I noted he didn’t say his errands wouldn’t contradict my morals.

“Besides,” he added, “I’m sick and tired of watching you stumble through any and every situation tapping the Otherside. It borders on obscene. I’m amazed you’re still standing.”

I took another deep breath as Gideon waited for my answer. I can’t say I wasn’t tempted. But frankly, drowning right now would be better than being indebted to a monster. I shook my head. “No deal. Now let me go.”

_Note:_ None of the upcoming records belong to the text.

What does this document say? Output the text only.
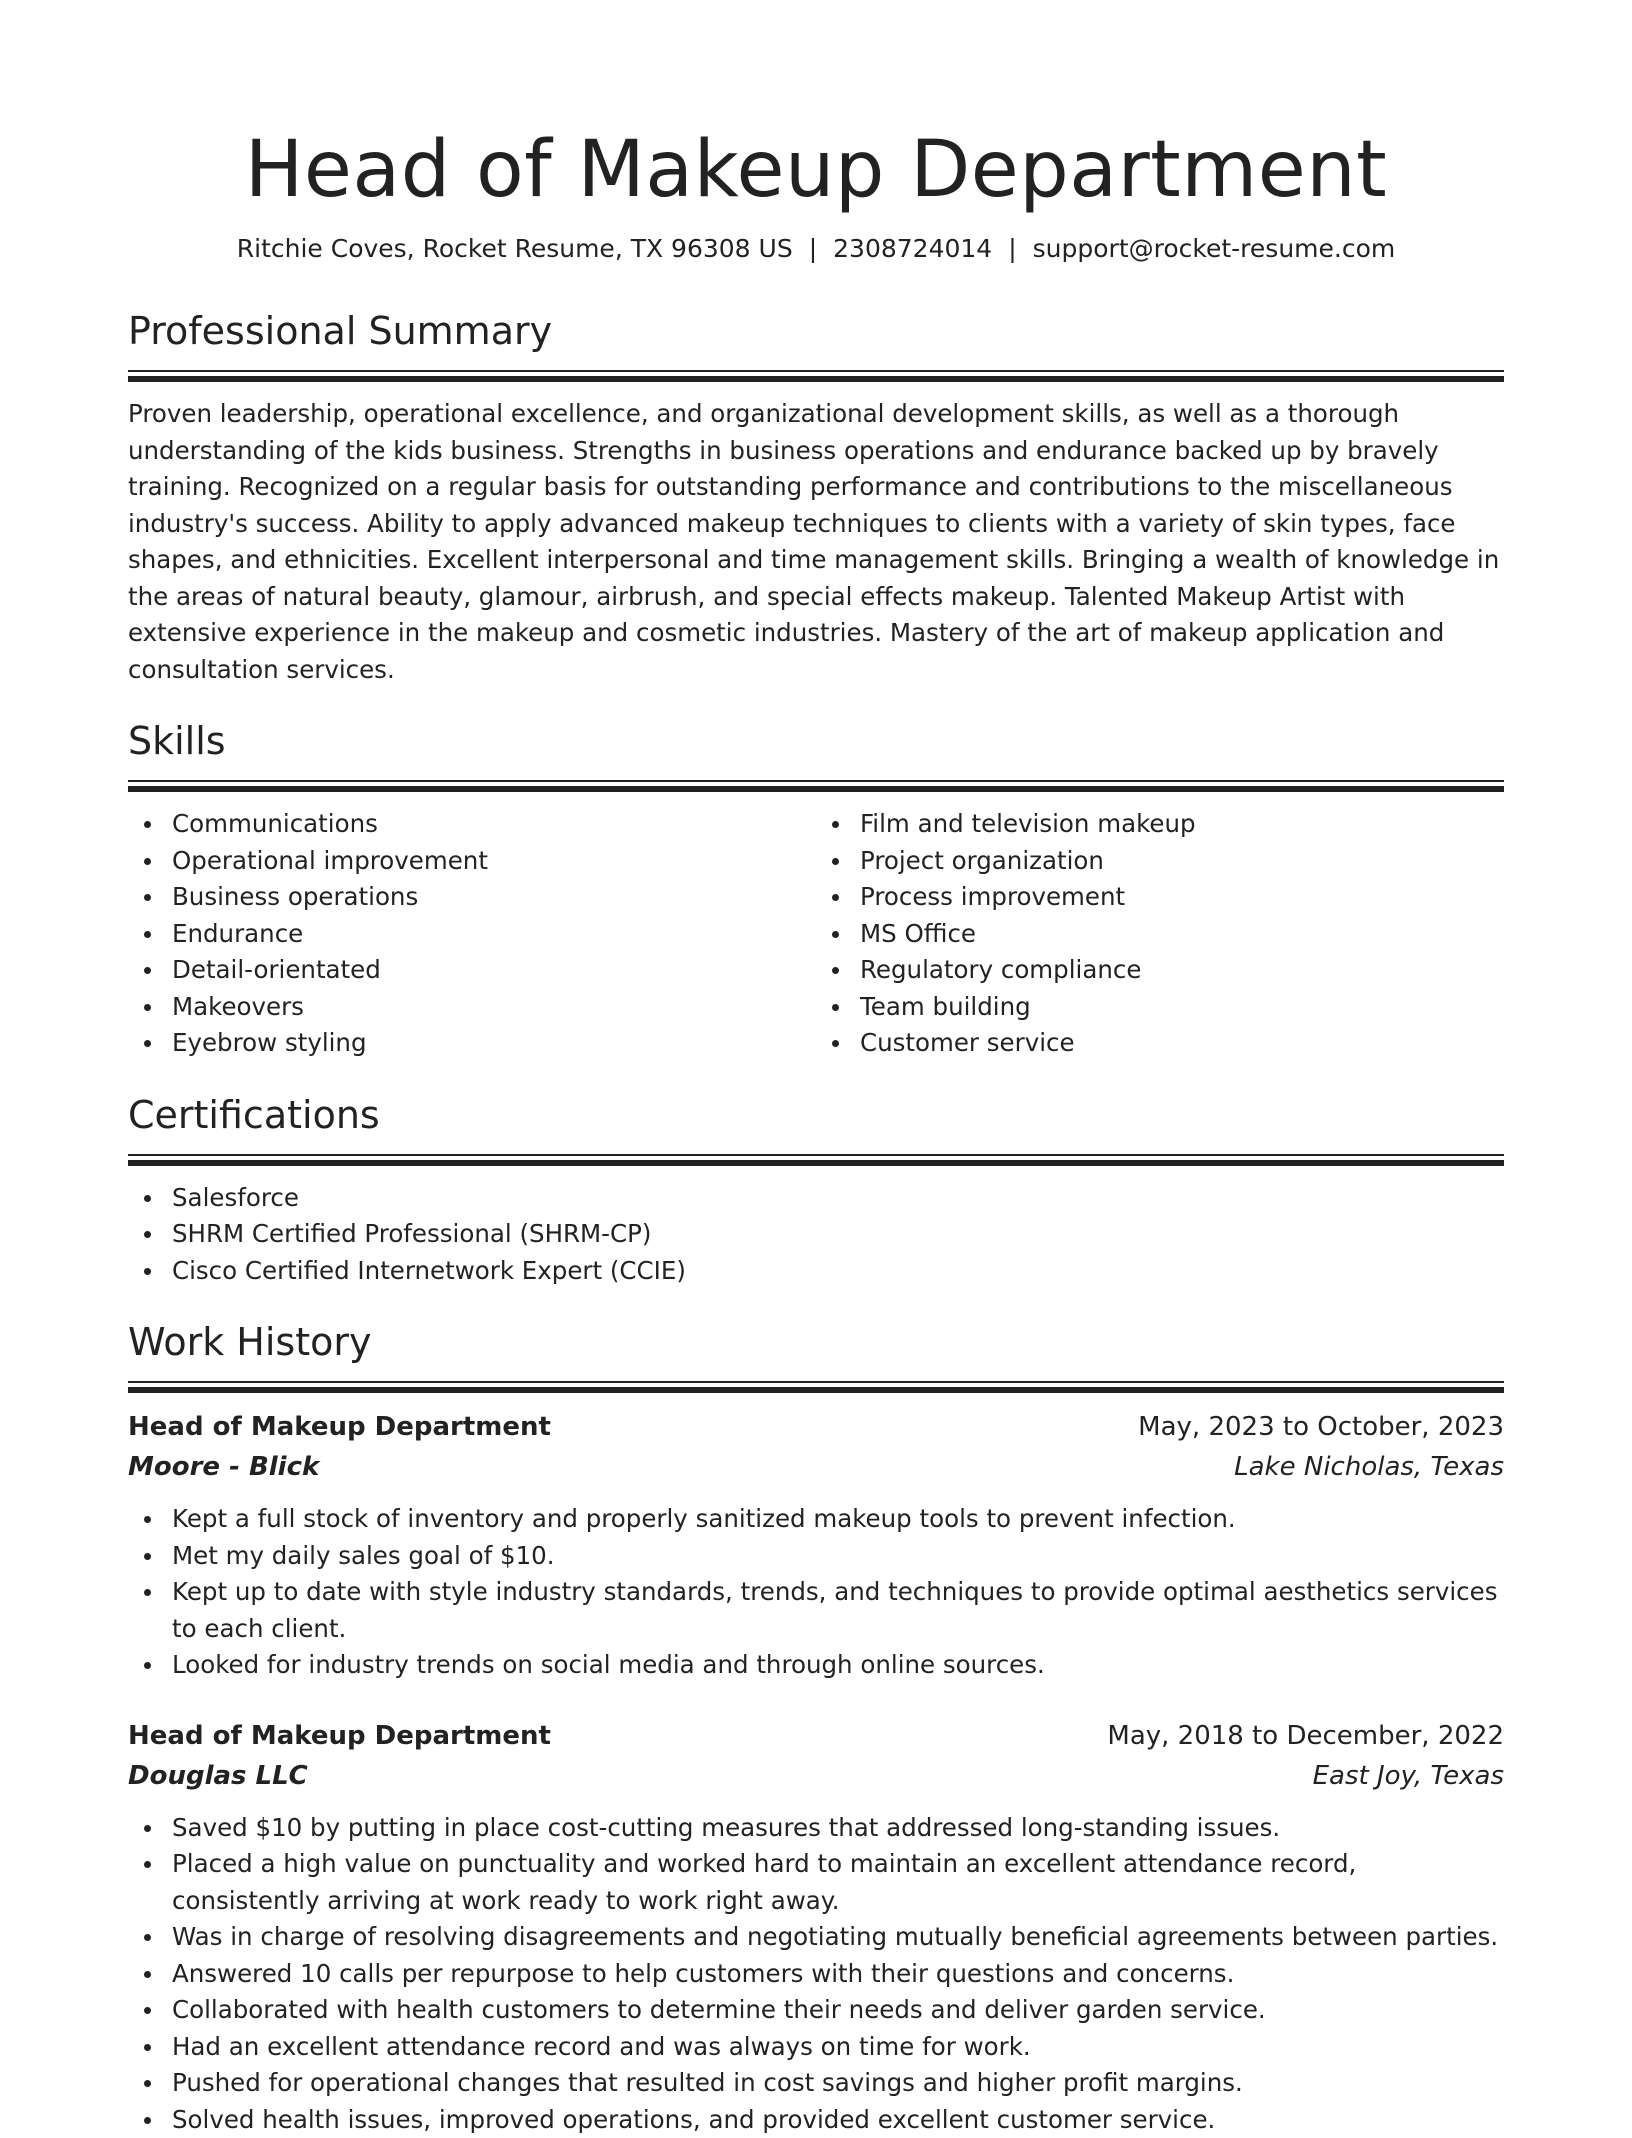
Head of Makeup Department
Ritchie Coves, Rocket Resume, TX 96308 US | 2308724014 | support@rocket-resume.com
Professional Summary

Proven leadership, operational excellence, and organizational development skills, as well as a thorough understanding of the kids business. Strengths in business operations and endurance backed up by bravely training. Recognized on a regular basis for outstanding performance and contributions to the miscellaneous industry's success. Ability to apply advanced makeup techniques to clients with a variety of skin types, face shapes, and ethnicities. Excellent interpersonal and time management skills. Bringing a wealth of knowledge in the areas of natural beauty, glamour, airbrush, and special effects makeup. Talented Makeup Artist with extensive experience in the makeup and cosmetic industries. Mastery of the art of makeup application and consultation services.

Skills
Communications
Operational improvement
Business operations
Endurance
Detail-orientated
Makeovers
Eyebrow styling
Film and television makeup
Project organization
Process improvement
MS Office
Regulatory compliance
Team building
Customer service
Certifications
Salesforce
SHRM Certified Professional (SHRM-CP)
Cisco Certified Internetwork Expert (CCIE)
Work History
Head of Makeup Department	May, 2023 to October, 2023
Moore - Blick	Lake Nicholas, Texas
Kept a full stock of inventory and properly sanitized makeup tools to prevent infection.
Met my daily sales goal of $10.
Kept up to date with style industry standards, trends, and techniques to provide optimal aesthetics services to each client.
Looked for industry trends on social media and through online sources.
Head of Makeup Department	May, 2018 to December, 2022
Douglas LLC	East Joy, Texas
Saved $10 by putting in place cost-cutting measures that addressed long-standing issues.
Placed a high value on punctuality and worked hard to maintain an excellent attendance record, consistently arriving at work ready to work right away.
Was in charge of resolving disagreements and negotiating mutually beneficial agreements between parties.
Answered 10 calls per repurpose to help customers with their questions and concerns.
Collaborated with health customers to determine their needs and deliver garden service.
Had an excellent attendance record and was always on time for work.
Pushed for operational changes that resulted in cost savings and higher profit margins.
Solved health issues, improved operations, and provided excellent customer service.
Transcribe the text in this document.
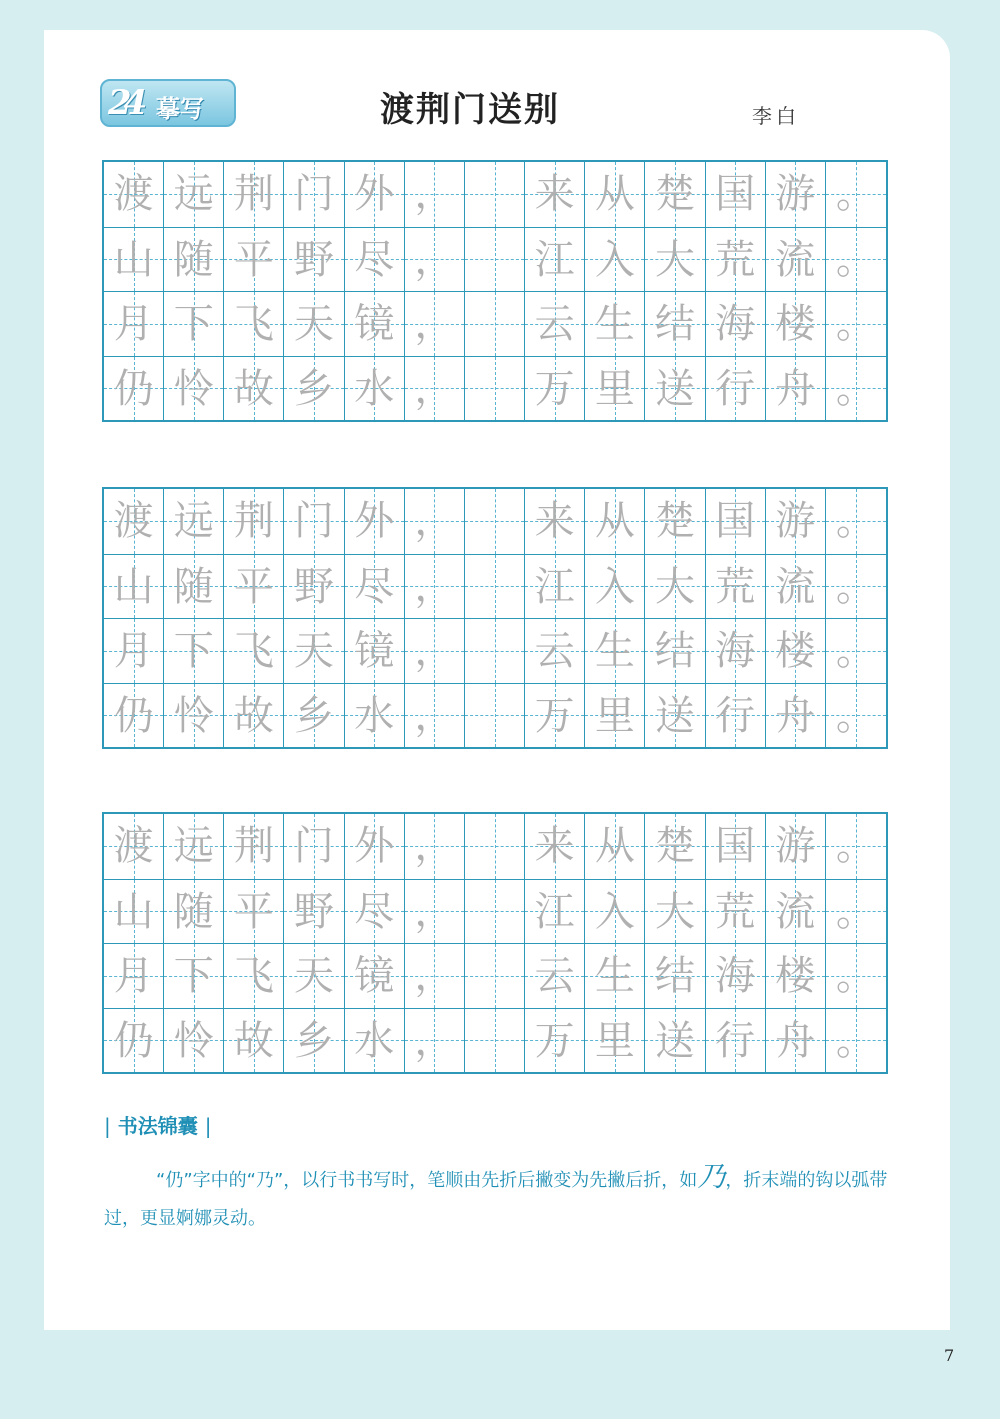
24 摹写	渡荆门送别	李白
渡 远 荆 门 外 ， 来 从 楚 国 游 。
山 随 平 野 尽 ， 江 入 大 荒 流 。
月 下 飞 天 镜 ， 云 生 结 海 楼 。
仍 怜 故 乡 水 ， 万 里 送 行 舟 。
渡 远 荆 门 外 ， 来 从 楚 国 游 。
山 随 平 野 尽 ， 江 入 大 荒 流 。
月 下 飞 天 镜 ， 云 生 结 海 楼 。
仍 怜 故 乡 水 ， 万 里 送 行 舟 。
渡 远 荆 门 外 ， 来 从 楚 国 游 。
山 随 平 野 尽 ， 江 入 大 荒 流 。
月 下 飞 天 镜 ， 云 生 结 海 楼 。
仍 怜 故 乡 水 ， 万 里 送 行 舟 。
| 书法锦囊 |
“仍”字中的“乃”，以行书书写时，笔顺由先折后撇变为先撇后折，如乃，折末端的钩以弧带过，更显婀娜灵动。
7
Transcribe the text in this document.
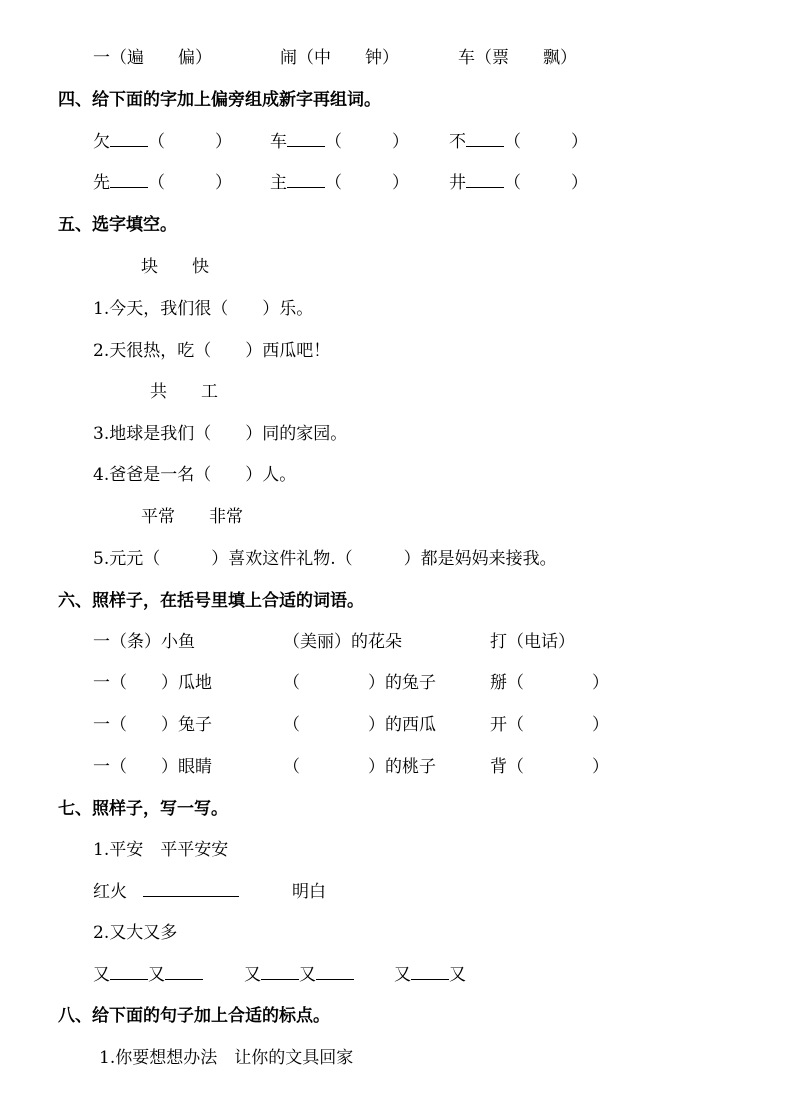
一（遍　　偏）	闹（中　　钟）	车（票　　飘）
四、给下面的字加上偏旁组成新字再组词。
欠 （	） 车 （	） 不 （	）
先 （	） 主 （	） 井 （	）
五、选字填空。
块　　快
1.今天，我们很（　　）乐。
2.天很热，吃（　　）西瓜吧！
共　　工
3.地球是我们（　　）同的家园。
4.爸爸是一名（　　）人。
平常　　非常
5.元元（　　　）喜欢这件礼物.（　　　）都是妈妈来接我。
六、照样子，在括号里填上合适的词语。
一（条）小鱼	（美丽）的花朵	打（电话）
一（　　）瓜地	（　　　　）的兔子	掰（　　　　）
一（　　）兔子	（　　　　）的西瓜	开（　　　　）
一（　　）眼睛	（　　　　）的桃子	背（　　　　）
七、照样子，写一写。
1.平安　平平安安
红火	明白
2.又大又多
又 又	又 又	又 又
八、给下面的句子加上合适的标点。
1.你要想想办法　让你的文具回家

I expected rage. Gideon only shrugged. “Well, I can’t say I’m not disappointed, but a deal is a deal.”

The ropes loosened. I tried to stand, but my legs were too cold and numb to feel the bottom. I slipped under the water.

Gideon grabbed the front of my jacket and hauled me back up so I could breathe. “One thing you’ll learn about me, Kincaid, is that I
never
break my word.”

He towed me by the collar of my jacket—none too gently, I might add—out of the water and onto the beach.

When he let go, I rolled onto my stomach and heaved up the sea water I’d swallowed.

Gideon’s voice floated to me. “I remember the living being a lot harder to kill. You’re all right?”

I nodded.

“Good. Let me know when you’ve changed your mind about my offer, and try not to put yourself in a position to get killed again.”